Dia mengatakan, para penari ini memakai topi yang berdiri dari unting-untingan emas di atas rambutnya. Emas tersebut begitu gemerlapnya seperti jambul-jambul sepanjang 1.5 kaki. Mereka juga memakai antin-anting besar yang juga dari unting-untingan emas dan menggantung sampai ke bahu. Bahunya ditutupi sejenis hiasan ketat yang melingkari leher dan melebar membentuk lidah-lidah lancip lengkung seperti sinar matahari.
"Seluruhnya diukti dari lempeng emas yang aneh sekali..."

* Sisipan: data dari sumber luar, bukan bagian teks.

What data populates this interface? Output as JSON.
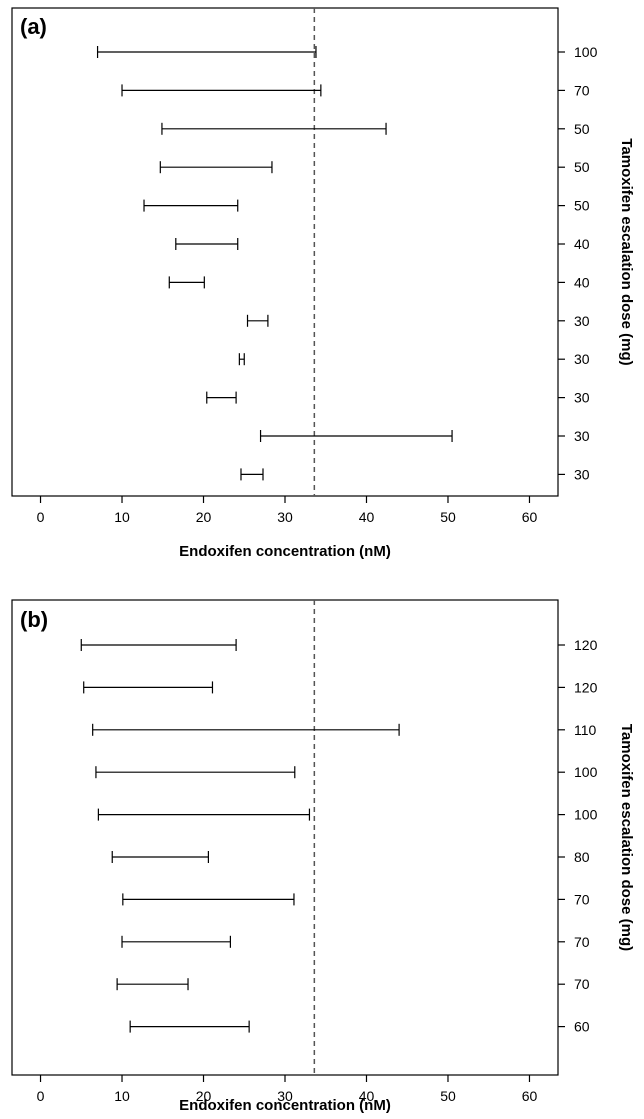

Beualieu juga mengatakan, di atas sebuah kemeja atau baju dari kain emas dengan sutera merah yang menutupi dada, dengan ikat pinggang besar yang lebar benar, terbuat dari unting-untingan emas: pinggul mereka diikat ketat dengan selajur kain emas sebagaimana kebiasaannya di negeri itu, dan di bawahnya celana, juga dari kain emas yang tidak melampaui lutut dan yang digantungi beberapa kerincing emas kecil.

Lengan dan kaki telanjang tapi dari pergelangan sampai siku tertutup renda emas berpemata, seperti juga di atas siku dan dari pergelangan kaki sampai betis.

Di pinggang, masing-masing ada keris atau pedang yang hulu dan sarungnya penuh permata, dan tangan mereka memegang kipas besar dari emas dengan beberapa kerincing kecil di pinggirannya.

Selain jamuan tadi, terkadang utusan luar negeri juga diajak oleh Sultan berendam dalam air mancur yang letaknya lima atau enam mil dari kota.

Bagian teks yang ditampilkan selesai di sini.